His research interests are primarily in pharmacoepidemiology, and in particular, how we can use large primary care databases to investigate the effects of drugs – both harmful and beneficial. He is exploring methodologies to minimise some of the biases inherent in the research of drug effects, and main current areas of interest are case-only approaches to study design and the use of propensity scores. He is also a member of the UK Medicines and Healthcare Products Regulatory Agency’s Pharmacovigilance Expert Advisory Group.
Shelley is currently using her regulatory experience to work with the pharmaceutical industry to ensure they implement the new pharmacovigilance legislation. Shelley is part of the NDA Group AB and previously was with the MHRA (UK Regulatory Authority) for 19 years.
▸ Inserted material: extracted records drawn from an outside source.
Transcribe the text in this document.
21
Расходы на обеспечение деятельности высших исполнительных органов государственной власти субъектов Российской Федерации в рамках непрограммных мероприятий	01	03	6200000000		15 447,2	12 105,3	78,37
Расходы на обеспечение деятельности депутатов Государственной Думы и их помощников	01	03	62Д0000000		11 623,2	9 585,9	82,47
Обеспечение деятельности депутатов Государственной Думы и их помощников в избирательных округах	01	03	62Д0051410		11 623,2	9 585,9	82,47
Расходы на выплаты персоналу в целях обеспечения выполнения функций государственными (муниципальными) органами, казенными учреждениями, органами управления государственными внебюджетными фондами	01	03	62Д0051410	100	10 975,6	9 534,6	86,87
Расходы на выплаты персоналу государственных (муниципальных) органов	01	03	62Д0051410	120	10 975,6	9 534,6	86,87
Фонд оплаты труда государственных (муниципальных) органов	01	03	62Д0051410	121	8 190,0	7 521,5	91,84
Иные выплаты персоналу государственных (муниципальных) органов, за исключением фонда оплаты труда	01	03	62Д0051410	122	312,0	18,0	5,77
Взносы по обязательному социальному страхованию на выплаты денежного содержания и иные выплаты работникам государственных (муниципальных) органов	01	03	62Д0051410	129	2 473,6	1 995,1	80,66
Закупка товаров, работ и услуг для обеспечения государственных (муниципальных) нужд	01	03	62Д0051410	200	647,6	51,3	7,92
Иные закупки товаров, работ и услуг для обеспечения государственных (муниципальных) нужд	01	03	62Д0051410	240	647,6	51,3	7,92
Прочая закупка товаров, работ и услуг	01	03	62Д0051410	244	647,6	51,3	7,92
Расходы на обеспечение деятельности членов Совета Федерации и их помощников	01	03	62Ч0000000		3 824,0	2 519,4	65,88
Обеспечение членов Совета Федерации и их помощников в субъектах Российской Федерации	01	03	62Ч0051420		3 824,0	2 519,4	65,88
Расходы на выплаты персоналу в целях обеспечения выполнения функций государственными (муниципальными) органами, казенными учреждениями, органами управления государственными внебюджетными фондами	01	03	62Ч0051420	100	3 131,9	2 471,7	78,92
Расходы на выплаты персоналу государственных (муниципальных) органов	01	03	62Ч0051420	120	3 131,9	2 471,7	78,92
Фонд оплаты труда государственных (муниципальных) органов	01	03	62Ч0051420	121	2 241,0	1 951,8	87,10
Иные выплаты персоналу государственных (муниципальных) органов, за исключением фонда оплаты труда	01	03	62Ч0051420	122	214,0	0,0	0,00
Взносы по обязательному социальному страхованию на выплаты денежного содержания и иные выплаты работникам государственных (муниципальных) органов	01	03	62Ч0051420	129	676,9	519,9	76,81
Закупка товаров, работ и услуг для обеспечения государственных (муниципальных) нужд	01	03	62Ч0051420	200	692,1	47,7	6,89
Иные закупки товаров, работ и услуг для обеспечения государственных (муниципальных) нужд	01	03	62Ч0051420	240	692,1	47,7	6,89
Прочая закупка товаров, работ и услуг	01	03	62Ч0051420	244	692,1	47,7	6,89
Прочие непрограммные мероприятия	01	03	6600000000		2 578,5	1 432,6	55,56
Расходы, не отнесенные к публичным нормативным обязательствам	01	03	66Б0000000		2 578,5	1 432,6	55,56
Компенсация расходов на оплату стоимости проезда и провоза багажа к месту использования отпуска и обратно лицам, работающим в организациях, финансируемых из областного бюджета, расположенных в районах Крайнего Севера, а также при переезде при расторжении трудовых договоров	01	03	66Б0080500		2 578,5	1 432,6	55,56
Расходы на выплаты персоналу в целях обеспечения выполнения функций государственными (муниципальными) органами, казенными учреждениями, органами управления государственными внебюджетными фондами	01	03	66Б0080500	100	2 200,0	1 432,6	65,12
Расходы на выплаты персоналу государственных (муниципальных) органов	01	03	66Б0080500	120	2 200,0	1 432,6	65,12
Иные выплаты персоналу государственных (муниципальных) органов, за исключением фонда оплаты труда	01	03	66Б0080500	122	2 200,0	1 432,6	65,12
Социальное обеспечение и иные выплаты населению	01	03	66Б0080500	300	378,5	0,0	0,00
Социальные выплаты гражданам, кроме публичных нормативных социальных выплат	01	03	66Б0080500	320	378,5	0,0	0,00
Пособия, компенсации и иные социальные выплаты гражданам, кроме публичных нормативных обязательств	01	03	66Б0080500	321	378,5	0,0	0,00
She has extensive knowledge of all European regulatory processes relating to monitoring the safety of licensed medicinal products and ancillary devices and has investigated possible risks and has taken appropriate actions to minimise risk to public health through both European and National Committees.
Dr Seema Jaitly qualified in Medicine from Charing Cross and Westminster Medical School in 1992 and worked in hospital medicine for four years. She has worked in the pharma industry for over 18 years at CROs and companies spanning clinical research, medical affairs, pharmacovigilance and the EU QPPV role. In 2010 she founded Essjay Solutions to offer pharmacovigilance services, consultancy and contracting services.
She is currently studying for an MSc in epidemiology with the London School of Hygiene and Tropical Medicine.